Un bilan mensuel record depuis le début de l'invasion
Le mois de juin 2025 restera comme l'un des plus meurtriers pour les civils ukrainiens depuis le début de l'invasion russe. Selon un rapport publié jeudi 10 juillet par la Mission de surveillance des droits de l'homme de l'ONU, 232 civils ont été tués et 1 343 blessés au cours du mois, un bilan mensuel record depuis trois ans.
"Le mois de juin a enregistré le plus grand nombre de victimes civiles en trois ans", souligne le communiqué de l'ONU. Cette flambée de violences s'inscrit dans un contexte de frappes russes massives sur le territoire ukrainien.
Des frappes russes massives et une défense antiaérienne efficace
D'après l'armée de l'air ukrainienne, la Russie a lancé 415 drones et missiles au cours du mois, dont 382 ont été interceptés ou détruits. Malgré l'efficacité croissante de la défense antiaérienne, certains engins ont atteint leur cible, provoquant des pertes humaines significatives et de lourds dégâts matériels, notamment à Kiev, Dnipro ou Kharkiv.
Des incidents exceptionnels à Kiev
Outre les pertes humaines massives, le mois de juin a également été marqué par des incidents exceptionnels. À Kiev, un agent des services de sécurité ukrainiens (SBU) a été assassiné dans le district de Holosiivsky. Le SBU a confirmé l'information dans un communiqué transmis à l'AFP, annonçant l'ouverture d'une enquête criminelle.

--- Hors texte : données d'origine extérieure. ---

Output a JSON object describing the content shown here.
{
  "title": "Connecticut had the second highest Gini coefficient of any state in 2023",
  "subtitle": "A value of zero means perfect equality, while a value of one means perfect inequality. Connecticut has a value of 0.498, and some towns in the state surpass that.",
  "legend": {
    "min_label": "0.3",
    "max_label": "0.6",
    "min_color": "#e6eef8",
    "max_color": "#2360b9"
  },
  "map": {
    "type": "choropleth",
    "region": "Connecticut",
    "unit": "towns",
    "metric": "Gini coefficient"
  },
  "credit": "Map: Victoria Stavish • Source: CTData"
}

Ce type d'incident reste extrêmement rare dans la capitale ukrainienne.
Les villes de l'est et du sud lourdement touchées
Les autorités ukrainiennes soulignent que la majorité des pertes civiles provient des bombardements aériens, de l'artillerie lourde, ainsi que des attaques au missile et aux drones kamikazes. Les villes de l'est et du sud du pays, Donetsk, Kharkiv, Zaporijia, continuent de payer un lourd tribut. À titre d'exemple, le 24 juin, une frappe missile sur Dnipro a causé la mort de 9 personnes et blessé près de 70 autres selon les autorités locales.
Une intensification inquiétante des hostilités
Le bilan de ce mois de juin met en lumière une intensification inquiétante des hostilités. L'ONU déplore une tendance persistante à cibler des infrastructures civiles, malgré les conventions internationales censées les protéger. Alors que la guerre entre dans sa quatrième année, le conflit semble s'enliser dans une phase de haute intensité, avec des conséquences de plus en plus dramatiques pour la population civile.